Gabriel von Max, Macacos como juízes da arte, 1889. © Neue Pinakothek, Munique

"Tal como muitos críticos, eu queria ser pintor."

ADR  Só muito mais tarde, em 2012, é que admitiu: «Temos finalmente de reconhecer que os espaços e as práticas de produção cultural já não oferecem qualquer alívio ou refúgio, qualquer resgate ou redenção das leis universais da produção que invadiram agora todos os domínios da experiência social.» Olhando para trás, quando ficou claro que os projectos críticos que apoiava seriam inevitavelmente aculturados e assimilados?

BHDB  Surpreende-me ouvir que já tenha escrito isso em 2012! Continuo a dizê-lo todos os dias. Verdade seja dita, hoje em dia tudo isto seria muito mais complicado ainda. Mas, bom, a primeira grande exposição retrospectiva de arte conceptual foi organizada por Claude Gintz em 1989, em Paris. Não tenho a certeza se, nessa altura, já se poderia afirmar que as práticas conceptuais e pós-conceptuais tinham sido capturadas pelo mercado. É certo que se encontravam bem estabelecidas, mas também estavam a ser suplantadas, ou contrariadas, pelo ressurgimento da pintura. Na década de 90, ou mesmo antes, o regime da arte conceptual foi drasticamente subvertido pelo regresso à figuração com o movimento Cifra em Itália, o neo-expressionismo na Alemanha ou as práticas correspondentes nos EUA. A primeira vaga do regresso à pintura figurativa foi provavelmente o primeiro sinal da mobilização massiça do coleccionismo enquanto investimento especulativo. A verdade é que não se pode especular muito com a arte conceptual. Sem querer idealizá-la falsamente, a arte conceptual ainda mantém em jogo uma dialéctica histórica, ao contestar o próprio conceito de arte, a condição do objecto e o modo de circulação da obra, desafiando assim o seu próprio estatuto como mercadoria. Mas enquanto as práticas pós-minimalistas ou conceptuais se mantinham como paradigma dominante na criação artística, o equilíbrio entre o mundo da arte altamente comercial e a esfera neo-vanguardista relativamente radical permanecia em tensão dialéctica. Todavia, o ressurgimento da pintura havia de ser o primeiro capítulo desta mudança, embora isso também estivesse ligado a alguns dos principais leilões de arte que tiveram lugar então. Na realidade, foi aí que as coisas mudaram, tomando uma direcção completamente diferente. E, de repente, tornou-se claro para um grupo mais alargado de coleccionadores e para o público que o mercado da arte tinha deslocado a esfera da produção cultural do seu antigo círculo de crítica e de contestação social e ideológica. Não estou a culpar a pintura por isso. Mas acabou por ser a emissária de uma transformação nos princípios segundo os quais pensávamos a prática artística.
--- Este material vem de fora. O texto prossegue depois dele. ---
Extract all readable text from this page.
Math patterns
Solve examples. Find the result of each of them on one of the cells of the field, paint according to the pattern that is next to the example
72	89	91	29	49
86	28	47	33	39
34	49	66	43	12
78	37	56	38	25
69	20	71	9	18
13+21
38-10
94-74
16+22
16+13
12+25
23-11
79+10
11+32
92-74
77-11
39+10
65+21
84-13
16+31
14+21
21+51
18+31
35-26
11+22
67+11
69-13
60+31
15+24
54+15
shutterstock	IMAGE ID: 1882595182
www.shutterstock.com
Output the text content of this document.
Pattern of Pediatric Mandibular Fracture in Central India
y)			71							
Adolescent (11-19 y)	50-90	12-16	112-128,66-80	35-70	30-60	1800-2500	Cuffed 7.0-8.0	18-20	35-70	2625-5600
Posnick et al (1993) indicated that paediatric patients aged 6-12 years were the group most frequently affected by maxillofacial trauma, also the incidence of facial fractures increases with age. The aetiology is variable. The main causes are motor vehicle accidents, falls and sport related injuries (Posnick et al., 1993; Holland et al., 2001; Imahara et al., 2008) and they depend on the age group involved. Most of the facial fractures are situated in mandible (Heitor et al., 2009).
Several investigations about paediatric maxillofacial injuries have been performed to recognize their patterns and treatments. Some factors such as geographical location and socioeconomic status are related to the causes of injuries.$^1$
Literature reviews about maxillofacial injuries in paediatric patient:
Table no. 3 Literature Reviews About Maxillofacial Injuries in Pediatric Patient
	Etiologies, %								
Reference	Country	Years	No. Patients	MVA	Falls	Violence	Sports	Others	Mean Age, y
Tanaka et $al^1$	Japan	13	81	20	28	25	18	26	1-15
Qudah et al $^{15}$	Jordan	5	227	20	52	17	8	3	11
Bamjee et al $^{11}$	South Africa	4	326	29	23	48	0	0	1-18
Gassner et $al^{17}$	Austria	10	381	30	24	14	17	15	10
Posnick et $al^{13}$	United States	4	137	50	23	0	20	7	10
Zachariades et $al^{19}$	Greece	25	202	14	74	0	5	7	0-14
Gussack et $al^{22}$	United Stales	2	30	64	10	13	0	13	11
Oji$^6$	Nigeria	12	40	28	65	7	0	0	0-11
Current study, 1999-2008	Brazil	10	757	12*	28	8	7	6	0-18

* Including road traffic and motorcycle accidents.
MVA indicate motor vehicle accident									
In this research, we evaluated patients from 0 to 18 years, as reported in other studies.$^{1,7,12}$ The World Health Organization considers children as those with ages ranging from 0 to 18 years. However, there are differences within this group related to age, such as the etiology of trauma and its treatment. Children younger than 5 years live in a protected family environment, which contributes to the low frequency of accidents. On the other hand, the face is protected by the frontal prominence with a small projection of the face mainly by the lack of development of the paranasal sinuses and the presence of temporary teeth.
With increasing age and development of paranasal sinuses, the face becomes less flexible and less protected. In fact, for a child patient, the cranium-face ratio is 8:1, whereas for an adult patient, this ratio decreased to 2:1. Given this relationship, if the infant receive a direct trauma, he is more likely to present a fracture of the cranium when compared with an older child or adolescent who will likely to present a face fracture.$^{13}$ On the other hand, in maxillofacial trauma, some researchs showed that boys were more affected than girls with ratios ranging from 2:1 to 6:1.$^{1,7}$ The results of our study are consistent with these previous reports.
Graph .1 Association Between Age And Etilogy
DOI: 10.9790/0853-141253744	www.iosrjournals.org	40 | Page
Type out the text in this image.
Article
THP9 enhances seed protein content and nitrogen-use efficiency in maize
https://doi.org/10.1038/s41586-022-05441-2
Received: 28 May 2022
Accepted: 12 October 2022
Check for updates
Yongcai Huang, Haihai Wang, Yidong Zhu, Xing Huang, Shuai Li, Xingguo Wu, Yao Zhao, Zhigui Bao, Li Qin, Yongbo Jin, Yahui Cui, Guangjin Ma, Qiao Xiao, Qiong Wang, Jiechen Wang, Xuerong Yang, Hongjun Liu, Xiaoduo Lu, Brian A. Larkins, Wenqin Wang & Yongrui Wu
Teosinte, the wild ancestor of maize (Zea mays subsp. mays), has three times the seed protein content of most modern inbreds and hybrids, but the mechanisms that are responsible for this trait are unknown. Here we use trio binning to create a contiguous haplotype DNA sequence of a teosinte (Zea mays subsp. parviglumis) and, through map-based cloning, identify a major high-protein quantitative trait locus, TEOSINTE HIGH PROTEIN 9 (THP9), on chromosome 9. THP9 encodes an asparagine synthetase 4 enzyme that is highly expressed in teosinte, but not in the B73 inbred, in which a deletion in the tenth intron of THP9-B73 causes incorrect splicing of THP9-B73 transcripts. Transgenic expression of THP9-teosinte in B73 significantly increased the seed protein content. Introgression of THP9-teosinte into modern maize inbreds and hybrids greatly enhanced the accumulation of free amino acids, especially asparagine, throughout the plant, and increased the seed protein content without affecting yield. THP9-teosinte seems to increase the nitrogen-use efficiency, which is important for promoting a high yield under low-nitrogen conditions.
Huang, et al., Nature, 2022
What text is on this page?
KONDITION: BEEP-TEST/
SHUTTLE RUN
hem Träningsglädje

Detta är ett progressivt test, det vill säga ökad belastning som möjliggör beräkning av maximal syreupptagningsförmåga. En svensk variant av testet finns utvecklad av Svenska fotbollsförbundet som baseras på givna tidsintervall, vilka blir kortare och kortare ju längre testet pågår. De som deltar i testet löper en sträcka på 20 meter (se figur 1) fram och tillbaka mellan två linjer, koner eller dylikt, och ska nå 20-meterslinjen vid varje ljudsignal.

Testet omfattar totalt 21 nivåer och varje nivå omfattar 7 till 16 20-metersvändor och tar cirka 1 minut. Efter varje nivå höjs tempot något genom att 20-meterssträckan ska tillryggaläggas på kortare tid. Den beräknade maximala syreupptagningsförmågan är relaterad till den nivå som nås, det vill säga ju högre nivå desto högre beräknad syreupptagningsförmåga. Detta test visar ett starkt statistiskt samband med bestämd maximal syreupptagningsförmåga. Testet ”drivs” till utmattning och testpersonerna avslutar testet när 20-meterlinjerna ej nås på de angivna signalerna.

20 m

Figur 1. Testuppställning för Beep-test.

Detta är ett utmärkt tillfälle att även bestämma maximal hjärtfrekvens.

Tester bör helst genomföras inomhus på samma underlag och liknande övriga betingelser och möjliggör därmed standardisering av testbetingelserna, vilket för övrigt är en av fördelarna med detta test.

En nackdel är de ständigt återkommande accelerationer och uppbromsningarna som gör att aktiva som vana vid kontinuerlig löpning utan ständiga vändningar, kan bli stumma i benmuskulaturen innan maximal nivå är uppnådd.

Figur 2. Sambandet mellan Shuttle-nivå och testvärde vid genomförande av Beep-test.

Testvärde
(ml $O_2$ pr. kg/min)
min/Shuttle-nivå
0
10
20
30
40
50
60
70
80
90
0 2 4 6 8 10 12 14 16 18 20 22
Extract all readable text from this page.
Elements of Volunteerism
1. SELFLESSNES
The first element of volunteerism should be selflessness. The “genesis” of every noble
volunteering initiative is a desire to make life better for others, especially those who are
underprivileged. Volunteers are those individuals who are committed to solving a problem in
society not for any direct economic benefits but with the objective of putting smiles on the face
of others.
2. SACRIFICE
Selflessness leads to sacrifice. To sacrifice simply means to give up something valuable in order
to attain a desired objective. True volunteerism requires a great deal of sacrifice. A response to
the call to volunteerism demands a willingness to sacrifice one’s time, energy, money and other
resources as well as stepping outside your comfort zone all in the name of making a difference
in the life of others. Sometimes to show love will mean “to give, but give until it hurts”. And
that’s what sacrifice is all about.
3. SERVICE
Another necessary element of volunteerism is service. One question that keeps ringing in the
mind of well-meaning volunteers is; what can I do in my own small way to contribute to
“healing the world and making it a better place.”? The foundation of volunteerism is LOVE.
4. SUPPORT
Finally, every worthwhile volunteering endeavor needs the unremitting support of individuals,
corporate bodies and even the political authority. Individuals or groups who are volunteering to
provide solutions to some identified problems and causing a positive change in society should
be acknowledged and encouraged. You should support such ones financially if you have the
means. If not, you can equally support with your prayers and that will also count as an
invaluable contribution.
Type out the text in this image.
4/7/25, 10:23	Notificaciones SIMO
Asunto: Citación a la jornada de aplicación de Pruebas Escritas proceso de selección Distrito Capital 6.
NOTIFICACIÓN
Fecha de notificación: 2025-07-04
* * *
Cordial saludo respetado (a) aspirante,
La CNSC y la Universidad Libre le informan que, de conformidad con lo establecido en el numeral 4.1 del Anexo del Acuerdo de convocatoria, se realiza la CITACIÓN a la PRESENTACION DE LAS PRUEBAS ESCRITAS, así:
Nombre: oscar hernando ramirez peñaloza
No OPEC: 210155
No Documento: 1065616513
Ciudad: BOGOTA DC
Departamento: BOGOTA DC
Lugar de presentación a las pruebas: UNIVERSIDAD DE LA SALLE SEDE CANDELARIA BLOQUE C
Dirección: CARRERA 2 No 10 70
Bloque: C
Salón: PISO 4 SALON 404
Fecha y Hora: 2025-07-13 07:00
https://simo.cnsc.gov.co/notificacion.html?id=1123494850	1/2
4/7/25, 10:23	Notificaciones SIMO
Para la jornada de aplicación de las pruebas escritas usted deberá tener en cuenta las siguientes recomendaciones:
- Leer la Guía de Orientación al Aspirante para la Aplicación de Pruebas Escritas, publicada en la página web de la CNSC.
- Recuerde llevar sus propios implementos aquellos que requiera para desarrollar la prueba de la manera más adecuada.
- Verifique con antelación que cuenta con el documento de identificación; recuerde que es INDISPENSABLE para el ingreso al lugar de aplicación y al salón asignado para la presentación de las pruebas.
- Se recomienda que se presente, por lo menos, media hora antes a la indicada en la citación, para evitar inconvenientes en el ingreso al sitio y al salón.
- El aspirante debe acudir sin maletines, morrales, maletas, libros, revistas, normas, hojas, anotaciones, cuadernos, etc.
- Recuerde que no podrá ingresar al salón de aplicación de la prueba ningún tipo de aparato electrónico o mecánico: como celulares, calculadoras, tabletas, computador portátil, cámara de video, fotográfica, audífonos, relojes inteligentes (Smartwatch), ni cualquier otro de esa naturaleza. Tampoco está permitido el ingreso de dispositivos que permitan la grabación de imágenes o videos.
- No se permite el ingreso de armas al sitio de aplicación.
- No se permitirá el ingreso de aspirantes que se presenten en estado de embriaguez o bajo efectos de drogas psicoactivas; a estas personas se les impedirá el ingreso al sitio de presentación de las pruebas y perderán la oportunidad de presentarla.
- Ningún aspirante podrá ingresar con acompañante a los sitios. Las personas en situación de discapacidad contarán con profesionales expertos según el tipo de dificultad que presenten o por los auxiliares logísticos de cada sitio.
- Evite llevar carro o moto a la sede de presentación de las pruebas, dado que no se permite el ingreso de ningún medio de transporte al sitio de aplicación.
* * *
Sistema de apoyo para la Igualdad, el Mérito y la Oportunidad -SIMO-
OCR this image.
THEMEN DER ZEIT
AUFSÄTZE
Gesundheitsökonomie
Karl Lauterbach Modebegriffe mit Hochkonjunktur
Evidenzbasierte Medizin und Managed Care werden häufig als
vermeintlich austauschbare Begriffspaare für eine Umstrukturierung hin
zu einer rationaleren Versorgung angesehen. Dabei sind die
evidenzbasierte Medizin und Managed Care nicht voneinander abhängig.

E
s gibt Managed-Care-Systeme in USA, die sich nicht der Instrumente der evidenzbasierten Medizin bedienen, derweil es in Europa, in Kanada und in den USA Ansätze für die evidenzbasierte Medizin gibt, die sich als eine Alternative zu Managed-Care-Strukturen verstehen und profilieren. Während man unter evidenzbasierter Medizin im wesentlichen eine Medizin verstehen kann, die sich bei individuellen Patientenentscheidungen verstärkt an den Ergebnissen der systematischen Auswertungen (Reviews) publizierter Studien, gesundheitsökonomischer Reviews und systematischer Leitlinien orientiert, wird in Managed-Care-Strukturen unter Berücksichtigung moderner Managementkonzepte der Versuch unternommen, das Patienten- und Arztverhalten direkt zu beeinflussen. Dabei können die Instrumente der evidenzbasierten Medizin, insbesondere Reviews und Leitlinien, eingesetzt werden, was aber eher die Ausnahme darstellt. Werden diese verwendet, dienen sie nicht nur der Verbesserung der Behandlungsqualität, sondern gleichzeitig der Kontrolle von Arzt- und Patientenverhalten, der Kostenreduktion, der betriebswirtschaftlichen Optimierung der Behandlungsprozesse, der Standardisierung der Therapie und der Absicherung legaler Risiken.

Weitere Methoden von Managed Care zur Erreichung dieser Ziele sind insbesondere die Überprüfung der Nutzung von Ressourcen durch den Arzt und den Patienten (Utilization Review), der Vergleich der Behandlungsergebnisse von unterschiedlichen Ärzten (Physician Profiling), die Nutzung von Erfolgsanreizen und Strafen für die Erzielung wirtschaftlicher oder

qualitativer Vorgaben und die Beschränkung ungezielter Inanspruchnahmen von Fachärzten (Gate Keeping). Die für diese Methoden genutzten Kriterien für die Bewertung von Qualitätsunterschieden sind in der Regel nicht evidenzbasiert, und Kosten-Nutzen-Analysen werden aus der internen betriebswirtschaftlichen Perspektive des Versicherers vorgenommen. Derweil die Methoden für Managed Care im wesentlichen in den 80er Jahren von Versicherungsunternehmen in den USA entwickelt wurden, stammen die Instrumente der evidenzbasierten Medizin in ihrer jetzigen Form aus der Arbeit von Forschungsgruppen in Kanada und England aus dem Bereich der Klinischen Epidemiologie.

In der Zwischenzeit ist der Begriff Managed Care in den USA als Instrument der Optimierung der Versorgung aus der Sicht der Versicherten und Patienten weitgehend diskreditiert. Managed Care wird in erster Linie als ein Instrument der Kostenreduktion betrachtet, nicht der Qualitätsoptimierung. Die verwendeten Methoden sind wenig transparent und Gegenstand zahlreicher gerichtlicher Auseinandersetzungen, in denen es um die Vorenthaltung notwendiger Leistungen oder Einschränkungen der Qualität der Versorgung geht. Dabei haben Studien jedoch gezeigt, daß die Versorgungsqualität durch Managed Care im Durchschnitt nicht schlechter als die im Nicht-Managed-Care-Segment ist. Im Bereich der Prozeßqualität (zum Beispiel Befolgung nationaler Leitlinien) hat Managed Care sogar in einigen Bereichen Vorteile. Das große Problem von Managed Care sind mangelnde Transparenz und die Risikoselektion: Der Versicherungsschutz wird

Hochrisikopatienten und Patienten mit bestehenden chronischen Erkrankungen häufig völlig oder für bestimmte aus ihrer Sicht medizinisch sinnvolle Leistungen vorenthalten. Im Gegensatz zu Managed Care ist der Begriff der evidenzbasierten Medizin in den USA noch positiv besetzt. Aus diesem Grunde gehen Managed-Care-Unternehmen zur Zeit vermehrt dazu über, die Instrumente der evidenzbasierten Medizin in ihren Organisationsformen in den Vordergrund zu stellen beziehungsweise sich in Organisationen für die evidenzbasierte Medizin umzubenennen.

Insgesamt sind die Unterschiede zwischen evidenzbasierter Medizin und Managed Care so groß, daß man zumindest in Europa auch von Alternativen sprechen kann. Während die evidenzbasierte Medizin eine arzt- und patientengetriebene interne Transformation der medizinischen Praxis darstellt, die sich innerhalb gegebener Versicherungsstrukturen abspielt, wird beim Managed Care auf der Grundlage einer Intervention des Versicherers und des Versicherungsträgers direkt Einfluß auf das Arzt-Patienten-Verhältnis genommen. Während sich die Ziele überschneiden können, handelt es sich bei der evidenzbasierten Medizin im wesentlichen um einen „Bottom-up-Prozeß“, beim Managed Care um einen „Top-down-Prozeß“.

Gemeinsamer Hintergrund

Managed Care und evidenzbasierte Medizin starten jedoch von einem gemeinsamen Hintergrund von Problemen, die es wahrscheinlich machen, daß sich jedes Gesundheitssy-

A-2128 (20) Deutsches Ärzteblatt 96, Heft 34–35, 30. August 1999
"Não queria ser presunçoso ao ponto de sustentar o argumento de que a crítica já não é válida, possível ou necessária. Obviamente que é."

ADR  Não por acaso, foi nessa altura que deixou de escrever crítica de arte contemporânea para se dedicar a abordagens históricas relativas a práticas artísticas mais antigas.

BHDB  O ensaio que escrevi em 1981, «Figures of Authority, Ciphers of Regression», demarcou, no fundo, a transição que estamos a discutir. Tentei historicizar o regresso à pintura figurativa a partir da perspectiva das práticas conceptuais e pós-conceptuais. E também desafiar a sua viabilidade e credibilidade. Mas, claro, foi excessivamente quixotesco da minha parte pensar que um ensaio poderia ter tido tanto impacto. Isto resultou da minha ideia exagerada do poder do crítico, fui algo ingénuo nesse sentido.